An artist known for his huge photographs pasted on public structures throughout the world says he is trying to display the dignity in human beings. The artist, who goes by the name "JR," blows up photos of ordinary people, some of them victims of extraordinary circumstances, such as war or crime, so people can look at them and see themselves. Anderson Cooper interviews JR and examines his work on the next edition of 60 Minutes, Sunday, Feb. 25 at 7:00 p.m., ET/PT.
Among the examples of his art from early in his career was a campaign to humanize youths in a Paris suburb. Images from riots there in 2005 showed young rioters destroying property. JR photographed young people from the neighborhood with tight framing, many with hoods on their heads, some making faces. He blew them up and pasted them in Paris with the subjects' names, ages and addresses.

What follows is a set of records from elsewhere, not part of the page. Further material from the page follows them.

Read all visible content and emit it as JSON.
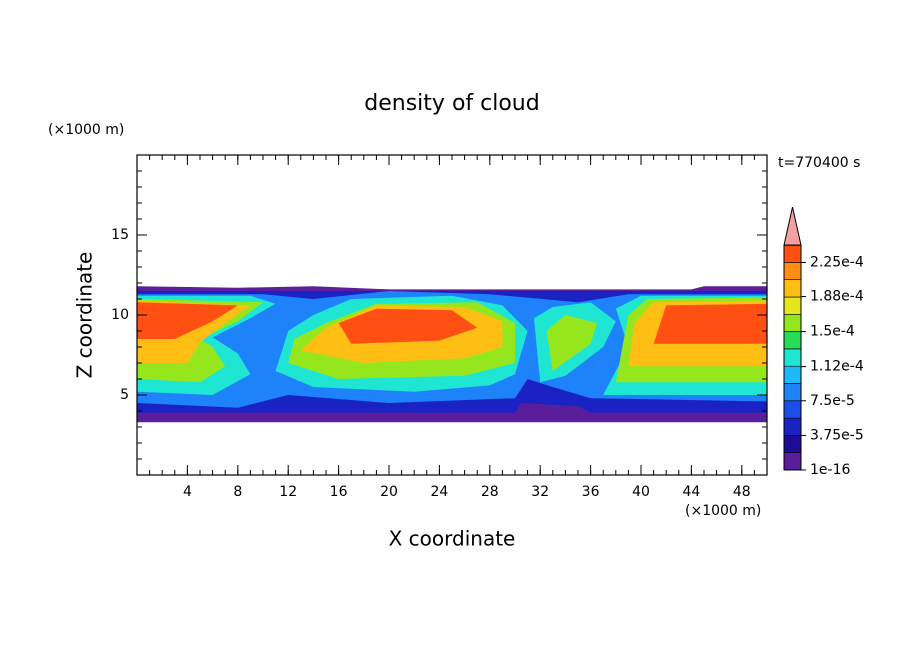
{
  "chart_data": {
    "type": "contour",
    "title": "density of cloud",
    "x_label": "X coordinate",
    "y_label": "Z coordinate",
    "x_unit": "(×1000 m)",
    "y_unit": "(×1000 m)",
    "annotation": "t=770400 s",
    "xlim": [
      0,
      50
    ],
    "xticks": [
      4,
      8,
      12,
      16,
      20,
      24,
      28,
      32,
      36,
      40,
      44,
      48
    ],
    "ylim": [
      0,
      20
    ],
    "yticks": [
      5,
      10,
      15
    ],
    "colorbar": {
      "clim": [
        0,
        0.00024375
      ],
      "extend": "max",
      "extend_color": "#f4a0a0",
      "colors": [
        "#5a1e9c",
        "#1c0c96",
        "#1a22c4",
        "#1e4ee8",
        "#1e82fa",
        "#1eb8f8",
        "#1ee6d2",
        "#28dc5a",
        "#96e61e",
        "#e6e61e",
        "#ffbe14",
        "#ff8c14",
        "#ff5014"
      ],
      "ticks": [
        {
          "value": 1e-16,
          "label": "1e-16"
        },
        {
          "value": 3.75e-05,
          "label": "3.75e-5"
        },
        {
          "value": 7.5e-05,
          "label": "7.5e-5"
        },
        {
          "value": 0.000112,
          "label": "1.12e-4"
        },
        {
          "value": 0.00015,
          "label": "1.5e-4"
        },
        {
          "value": 0.000188,
          "label": "1.88e-4"
        },
        {
          "value": 0.000225,
          "label": "2.25e-4"
        }
      ]
    }
  }
}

JR said he was trying to break a stereotype, not feed it with the images. "By feeding it, it breaks [the stereotype]…the humanity. When you look at those faces," he tells Cooper, "it makes you want to smile. By playing the monster, they don't look like a monster anymore."

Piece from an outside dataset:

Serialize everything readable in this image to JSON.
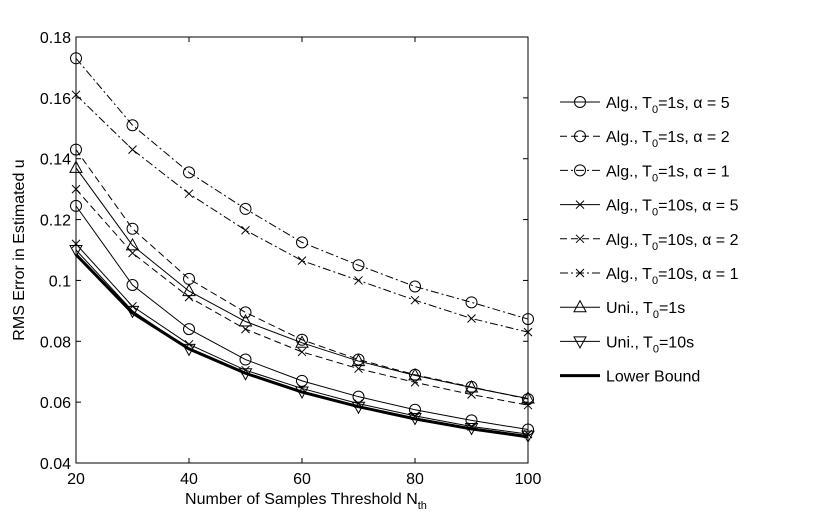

More recently, amid the hot-button issues of immigration and border security in America, JR erected a giant billboard on the Mexican side of the U.S. border, high enough to be seen on the U.S. side over a high fence. The image was that of a smiling Mexican toddler.
In 2007, at the wall separating Israelis and Palestinians, he pasted pictures on the wall of everyday people from both sides but with the same profession. JR says bystanders approached him, curious as to who the people were. "I say, 'one is Israeli and one is Palestinian.' And …a big silence on the crowd. And I say, 'Who is who?' And they couldn't even recognize their enemy or their brother."